Neuroblastoma is a tumor arising from immature nerve cells. It is the most malignant tumor of the abdomen in infants and the most common solid tumor in children not affecting the brain. A neuroblastoma is one of the few malignancies where a positive prognosis can be achieved when residual tumor has been left. It is also unusual in that a neuroblastoma can self-resolve. Read on to learn more about how to treat neuroblastoma.
Use chemotherapy for advanced stage neuroblastomas. Infants receiving chemotherapy and surgery for disseminated neuroblastomas have favorable outcomes, but children older than one year have poor survival rates. The most common chemotherapeutic agents are cisplatin, cyclophosphamide, doxorubicin, etopsice and teniposide.

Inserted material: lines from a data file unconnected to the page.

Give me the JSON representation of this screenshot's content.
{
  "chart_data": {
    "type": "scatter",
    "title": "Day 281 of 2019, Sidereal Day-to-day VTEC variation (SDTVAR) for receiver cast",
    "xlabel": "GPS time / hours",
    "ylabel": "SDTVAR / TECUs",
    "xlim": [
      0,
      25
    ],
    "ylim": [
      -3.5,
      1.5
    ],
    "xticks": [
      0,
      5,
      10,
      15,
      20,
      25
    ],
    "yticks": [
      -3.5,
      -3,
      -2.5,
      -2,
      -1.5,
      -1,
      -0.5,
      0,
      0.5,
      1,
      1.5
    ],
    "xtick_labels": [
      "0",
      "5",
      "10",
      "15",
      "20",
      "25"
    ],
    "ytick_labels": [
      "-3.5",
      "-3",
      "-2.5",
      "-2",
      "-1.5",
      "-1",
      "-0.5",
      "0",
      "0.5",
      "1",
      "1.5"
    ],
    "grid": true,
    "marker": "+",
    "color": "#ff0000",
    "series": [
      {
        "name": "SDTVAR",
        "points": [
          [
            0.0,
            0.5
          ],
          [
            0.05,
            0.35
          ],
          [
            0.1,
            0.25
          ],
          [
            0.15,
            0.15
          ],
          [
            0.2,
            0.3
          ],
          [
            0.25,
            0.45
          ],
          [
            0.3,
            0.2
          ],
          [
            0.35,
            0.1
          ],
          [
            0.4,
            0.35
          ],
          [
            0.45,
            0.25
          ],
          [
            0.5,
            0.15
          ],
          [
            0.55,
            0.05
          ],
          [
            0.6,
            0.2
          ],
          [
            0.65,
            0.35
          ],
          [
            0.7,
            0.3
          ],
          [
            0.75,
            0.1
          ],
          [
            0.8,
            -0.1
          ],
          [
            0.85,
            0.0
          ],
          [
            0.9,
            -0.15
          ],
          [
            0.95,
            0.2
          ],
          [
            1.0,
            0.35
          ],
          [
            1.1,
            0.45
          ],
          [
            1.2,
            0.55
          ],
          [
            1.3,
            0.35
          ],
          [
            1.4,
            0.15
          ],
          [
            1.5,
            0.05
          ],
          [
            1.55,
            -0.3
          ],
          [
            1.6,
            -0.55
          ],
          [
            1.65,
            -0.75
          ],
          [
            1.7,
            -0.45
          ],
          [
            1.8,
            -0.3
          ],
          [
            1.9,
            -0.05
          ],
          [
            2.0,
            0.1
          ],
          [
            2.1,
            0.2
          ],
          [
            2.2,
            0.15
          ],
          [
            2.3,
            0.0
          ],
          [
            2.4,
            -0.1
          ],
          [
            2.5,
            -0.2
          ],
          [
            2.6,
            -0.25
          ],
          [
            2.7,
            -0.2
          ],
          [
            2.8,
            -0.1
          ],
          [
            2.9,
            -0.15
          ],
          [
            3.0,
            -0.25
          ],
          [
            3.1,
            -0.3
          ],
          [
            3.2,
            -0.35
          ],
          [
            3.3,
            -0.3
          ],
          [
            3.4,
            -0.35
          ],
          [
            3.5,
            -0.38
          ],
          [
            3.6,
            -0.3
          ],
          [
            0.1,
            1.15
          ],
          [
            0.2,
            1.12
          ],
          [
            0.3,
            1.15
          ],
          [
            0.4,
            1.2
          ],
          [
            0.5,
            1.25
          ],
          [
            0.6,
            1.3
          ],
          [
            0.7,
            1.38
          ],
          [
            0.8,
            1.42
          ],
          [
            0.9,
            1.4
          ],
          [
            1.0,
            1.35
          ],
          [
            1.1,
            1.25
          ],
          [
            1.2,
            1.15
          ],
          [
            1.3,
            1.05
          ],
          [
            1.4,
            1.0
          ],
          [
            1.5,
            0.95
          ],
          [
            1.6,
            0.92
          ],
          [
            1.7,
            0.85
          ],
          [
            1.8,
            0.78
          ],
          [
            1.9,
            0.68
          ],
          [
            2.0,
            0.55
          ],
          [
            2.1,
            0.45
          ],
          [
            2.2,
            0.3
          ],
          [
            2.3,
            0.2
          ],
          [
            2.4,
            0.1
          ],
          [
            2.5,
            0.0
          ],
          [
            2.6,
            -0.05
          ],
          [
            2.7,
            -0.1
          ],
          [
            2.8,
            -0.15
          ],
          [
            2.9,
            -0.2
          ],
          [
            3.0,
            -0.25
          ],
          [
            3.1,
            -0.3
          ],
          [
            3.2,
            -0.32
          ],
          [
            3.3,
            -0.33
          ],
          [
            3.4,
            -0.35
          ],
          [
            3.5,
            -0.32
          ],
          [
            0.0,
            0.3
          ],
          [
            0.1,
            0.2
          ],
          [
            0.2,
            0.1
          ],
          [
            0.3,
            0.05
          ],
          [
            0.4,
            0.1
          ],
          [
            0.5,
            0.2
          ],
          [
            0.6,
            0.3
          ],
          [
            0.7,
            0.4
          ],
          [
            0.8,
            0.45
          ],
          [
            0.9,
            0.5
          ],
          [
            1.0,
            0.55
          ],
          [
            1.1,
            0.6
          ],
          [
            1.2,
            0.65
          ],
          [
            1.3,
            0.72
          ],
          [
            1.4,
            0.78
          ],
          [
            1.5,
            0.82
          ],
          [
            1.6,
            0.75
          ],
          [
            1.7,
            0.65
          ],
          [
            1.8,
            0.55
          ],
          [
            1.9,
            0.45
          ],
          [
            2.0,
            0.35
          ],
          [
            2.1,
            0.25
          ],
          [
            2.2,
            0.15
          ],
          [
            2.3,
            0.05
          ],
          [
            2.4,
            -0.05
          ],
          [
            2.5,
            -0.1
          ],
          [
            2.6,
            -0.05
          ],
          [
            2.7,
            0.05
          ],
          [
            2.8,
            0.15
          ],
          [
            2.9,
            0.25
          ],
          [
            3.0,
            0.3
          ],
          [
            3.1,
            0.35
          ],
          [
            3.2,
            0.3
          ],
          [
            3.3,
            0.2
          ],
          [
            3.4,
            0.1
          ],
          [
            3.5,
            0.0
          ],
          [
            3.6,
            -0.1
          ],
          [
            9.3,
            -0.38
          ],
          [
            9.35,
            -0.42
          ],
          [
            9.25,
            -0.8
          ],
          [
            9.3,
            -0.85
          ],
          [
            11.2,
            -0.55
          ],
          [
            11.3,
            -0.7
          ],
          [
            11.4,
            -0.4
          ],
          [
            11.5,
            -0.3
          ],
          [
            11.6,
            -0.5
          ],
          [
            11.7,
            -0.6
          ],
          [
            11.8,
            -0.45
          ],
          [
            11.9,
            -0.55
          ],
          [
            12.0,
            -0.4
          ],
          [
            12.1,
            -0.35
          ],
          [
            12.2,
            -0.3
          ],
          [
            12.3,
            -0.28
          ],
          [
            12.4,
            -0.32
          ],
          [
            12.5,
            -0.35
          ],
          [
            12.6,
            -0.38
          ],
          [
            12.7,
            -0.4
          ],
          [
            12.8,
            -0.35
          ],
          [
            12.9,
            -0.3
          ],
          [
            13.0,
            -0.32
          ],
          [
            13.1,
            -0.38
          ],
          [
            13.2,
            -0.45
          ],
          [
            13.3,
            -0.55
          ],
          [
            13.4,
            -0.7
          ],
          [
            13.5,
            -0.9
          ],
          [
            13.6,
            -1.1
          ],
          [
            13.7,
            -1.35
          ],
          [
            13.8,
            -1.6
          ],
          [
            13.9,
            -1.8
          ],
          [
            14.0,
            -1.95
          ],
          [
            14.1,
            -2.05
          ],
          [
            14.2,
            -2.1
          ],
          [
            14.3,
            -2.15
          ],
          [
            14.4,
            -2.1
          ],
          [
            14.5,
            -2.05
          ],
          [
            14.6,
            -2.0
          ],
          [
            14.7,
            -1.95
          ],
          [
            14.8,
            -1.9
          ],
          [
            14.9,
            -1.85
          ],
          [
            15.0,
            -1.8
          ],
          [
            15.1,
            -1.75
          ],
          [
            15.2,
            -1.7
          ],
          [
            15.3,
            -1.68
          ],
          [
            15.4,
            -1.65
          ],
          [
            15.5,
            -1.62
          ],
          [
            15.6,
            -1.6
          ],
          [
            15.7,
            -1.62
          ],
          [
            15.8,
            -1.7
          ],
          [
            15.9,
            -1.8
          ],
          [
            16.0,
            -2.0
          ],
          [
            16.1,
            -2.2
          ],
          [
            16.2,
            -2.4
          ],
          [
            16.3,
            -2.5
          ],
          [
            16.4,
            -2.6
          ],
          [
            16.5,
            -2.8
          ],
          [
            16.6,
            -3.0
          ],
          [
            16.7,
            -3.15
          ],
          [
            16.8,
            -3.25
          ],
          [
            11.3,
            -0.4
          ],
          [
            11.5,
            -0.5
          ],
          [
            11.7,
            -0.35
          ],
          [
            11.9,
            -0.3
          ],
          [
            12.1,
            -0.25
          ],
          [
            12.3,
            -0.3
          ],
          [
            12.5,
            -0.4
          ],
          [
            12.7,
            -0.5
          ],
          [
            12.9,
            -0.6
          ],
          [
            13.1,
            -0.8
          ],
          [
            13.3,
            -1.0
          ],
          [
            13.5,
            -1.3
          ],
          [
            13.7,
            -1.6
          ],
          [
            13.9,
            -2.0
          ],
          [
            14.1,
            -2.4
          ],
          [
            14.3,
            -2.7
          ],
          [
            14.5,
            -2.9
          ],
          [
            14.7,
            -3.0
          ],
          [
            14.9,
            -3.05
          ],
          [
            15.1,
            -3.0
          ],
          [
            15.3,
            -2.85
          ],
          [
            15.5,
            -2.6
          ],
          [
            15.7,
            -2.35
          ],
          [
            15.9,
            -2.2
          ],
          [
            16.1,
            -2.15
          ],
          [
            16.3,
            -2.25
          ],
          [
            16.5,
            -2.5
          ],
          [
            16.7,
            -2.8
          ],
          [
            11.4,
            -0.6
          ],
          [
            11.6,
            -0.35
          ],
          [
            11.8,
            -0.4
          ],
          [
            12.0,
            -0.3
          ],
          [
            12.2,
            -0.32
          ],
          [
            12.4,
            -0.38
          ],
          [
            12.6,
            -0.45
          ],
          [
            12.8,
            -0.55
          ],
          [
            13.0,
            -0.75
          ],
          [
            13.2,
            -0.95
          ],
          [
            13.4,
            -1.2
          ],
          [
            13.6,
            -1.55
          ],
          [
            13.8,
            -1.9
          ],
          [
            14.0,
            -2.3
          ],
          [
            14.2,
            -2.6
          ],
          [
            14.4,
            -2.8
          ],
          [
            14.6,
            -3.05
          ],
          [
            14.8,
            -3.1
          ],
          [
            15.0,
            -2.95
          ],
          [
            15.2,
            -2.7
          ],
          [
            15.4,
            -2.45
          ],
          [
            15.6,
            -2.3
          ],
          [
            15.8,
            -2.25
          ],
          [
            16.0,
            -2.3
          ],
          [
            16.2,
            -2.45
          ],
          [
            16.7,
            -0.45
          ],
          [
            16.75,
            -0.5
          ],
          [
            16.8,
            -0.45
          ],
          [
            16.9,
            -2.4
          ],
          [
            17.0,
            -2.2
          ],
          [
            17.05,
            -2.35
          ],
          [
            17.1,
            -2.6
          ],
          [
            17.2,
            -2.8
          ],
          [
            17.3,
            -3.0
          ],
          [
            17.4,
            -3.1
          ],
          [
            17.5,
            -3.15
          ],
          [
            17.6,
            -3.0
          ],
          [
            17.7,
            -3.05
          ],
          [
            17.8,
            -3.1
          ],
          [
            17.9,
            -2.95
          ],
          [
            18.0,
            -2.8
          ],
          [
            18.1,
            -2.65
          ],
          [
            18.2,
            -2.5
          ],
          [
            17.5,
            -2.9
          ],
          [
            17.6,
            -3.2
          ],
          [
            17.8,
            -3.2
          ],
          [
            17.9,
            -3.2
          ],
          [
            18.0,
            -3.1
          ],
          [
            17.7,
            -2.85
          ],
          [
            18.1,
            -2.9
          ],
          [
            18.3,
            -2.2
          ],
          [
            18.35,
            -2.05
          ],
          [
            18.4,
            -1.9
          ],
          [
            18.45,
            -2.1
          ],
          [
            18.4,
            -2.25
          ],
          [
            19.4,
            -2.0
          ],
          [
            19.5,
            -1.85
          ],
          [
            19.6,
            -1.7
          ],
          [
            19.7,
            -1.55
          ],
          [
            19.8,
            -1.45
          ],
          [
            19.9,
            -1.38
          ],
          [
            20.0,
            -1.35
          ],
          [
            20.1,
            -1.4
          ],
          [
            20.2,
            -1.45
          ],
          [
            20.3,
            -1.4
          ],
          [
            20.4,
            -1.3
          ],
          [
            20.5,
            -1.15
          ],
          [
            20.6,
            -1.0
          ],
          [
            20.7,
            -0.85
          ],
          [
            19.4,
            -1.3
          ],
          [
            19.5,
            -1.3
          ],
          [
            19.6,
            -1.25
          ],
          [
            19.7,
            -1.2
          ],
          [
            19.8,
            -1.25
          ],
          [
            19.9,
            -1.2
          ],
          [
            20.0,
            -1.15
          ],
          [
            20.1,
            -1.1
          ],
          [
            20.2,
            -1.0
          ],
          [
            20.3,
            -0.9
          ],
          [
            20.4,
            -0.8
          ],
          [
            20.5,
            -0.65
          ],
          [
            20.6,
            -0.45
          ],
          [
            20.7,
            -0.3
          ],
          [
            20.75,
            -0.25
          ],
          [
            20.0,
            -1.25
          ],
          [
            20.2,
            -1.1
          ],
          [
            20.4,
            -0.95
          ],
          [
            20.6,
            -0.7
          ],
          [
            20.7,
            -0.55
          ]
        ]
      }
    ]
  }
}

Perform surgery as the treatment of choice on low and intermediate stage neuroblastomas. The objectives of surgery are to confirm the diagnosis, remove the entire tumor and provide surgical staging. Secondary surgeries also are performed as adjuvant therapy and to remove any residual tumor.
Conduct a thorough patient history and physical examination. It is essential that all imaging studies be reviewed and complete blood chemistries run before attempting to remove a neuroblastoma. Other patient-specific studies must be done.
Remove the neuroblastoma surgically. It is essential that the tumor be adequately exposed during surgery. This is best accomplished with a midline transperitoneal incision for most abdominal neuroblastomas. A wedge biopsy should be taken if the tumor is not operable.
Provide the usual postoperative management for major abdominal surgery. Problems related to vascular injury are the most common complications of removing a neuroblastoma.